By this they mean that the statutory limit on the maximum flow of a shower head does not reflect the amount of water from each shower head in a plumbing apparatus, but the total from multiple shower heads in any one shower.
For nearly two decades, the department has treated each shower head in a fixture as, um, a shower head.
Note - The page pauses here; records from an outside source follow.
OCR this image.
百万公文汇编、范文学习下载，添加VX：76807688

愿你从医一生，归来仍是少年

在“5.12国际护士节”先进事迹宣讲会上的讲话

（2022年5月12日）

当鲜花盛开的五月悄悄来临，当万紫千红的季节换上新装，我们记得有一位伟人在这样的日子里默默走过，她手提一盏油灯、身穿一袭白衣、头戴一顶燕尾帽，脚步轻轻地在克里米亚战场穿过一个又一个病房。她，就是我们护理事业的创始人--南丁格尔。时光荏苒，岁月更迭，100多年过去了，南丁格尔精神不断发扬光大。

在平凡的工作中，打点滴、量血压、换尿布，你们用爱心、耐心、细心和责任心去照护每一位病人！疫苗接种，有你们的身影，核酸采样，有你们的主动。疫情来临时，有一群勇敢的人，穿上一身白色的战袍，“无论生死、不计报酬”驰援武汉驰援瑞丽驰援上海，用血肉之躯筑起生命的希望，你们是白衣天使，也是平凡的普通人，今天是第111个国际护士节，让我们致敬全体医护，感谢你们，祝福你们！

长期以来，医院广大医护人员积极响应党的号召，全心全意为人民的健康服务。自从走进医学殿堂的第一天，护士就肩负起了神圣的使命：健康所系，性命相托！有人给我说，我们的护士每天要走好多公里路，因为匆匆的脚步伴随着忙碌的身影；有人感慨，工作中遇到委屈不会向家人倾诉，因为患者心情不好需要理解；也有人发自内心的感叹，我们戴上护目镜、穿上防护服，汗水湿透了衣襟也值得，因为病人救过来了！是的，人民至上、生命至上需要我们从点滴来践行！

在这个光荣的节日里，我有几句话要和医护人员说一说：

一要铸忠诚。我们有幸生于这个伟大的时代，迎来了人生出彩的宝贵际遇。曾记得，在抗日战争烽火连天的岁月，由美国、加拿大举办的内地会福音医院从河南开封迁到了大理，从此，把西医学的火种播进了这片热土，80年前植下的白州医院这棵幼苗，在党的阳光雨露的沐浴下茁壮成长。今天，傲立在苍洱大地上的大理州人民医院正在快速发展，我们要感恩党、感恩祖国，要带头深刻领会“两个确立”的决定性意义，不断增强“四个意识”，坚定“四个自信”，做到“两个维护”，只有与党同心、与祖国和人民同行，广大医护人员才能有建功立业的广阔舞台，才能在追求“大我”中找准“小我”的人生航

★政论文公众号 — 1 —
However, the DOE last month notified shower head manufacturers that the flow restriction now applies to an entire shower fixture, and not just individual shower heads.
The low-flow mandate, prescribed in the Energy Policy Conservation Act of 1992, is a measly 2.5 gallons per minute (gpm) at 80 pounds per square inch of water pressure. (A dramatic reduction from the luxurious cascades of 5 gpm or even 10 gpm from shower fixtures that Americans once were permitted to enjoy.)
To demonstrate the agency’s regulatory muscle, DOE General Counsel Scott Blake Harris recently fined four shower head makers $165,104 for failing to demonstrate compliance with the shower head diktat.
Word of the crackdown has been conveyed via the department’s Showerhead Enforcement Guidance, which states, in part: “We cannot reconcile the view that a showerhead with multiple nozzles is actually multiple showerheads.”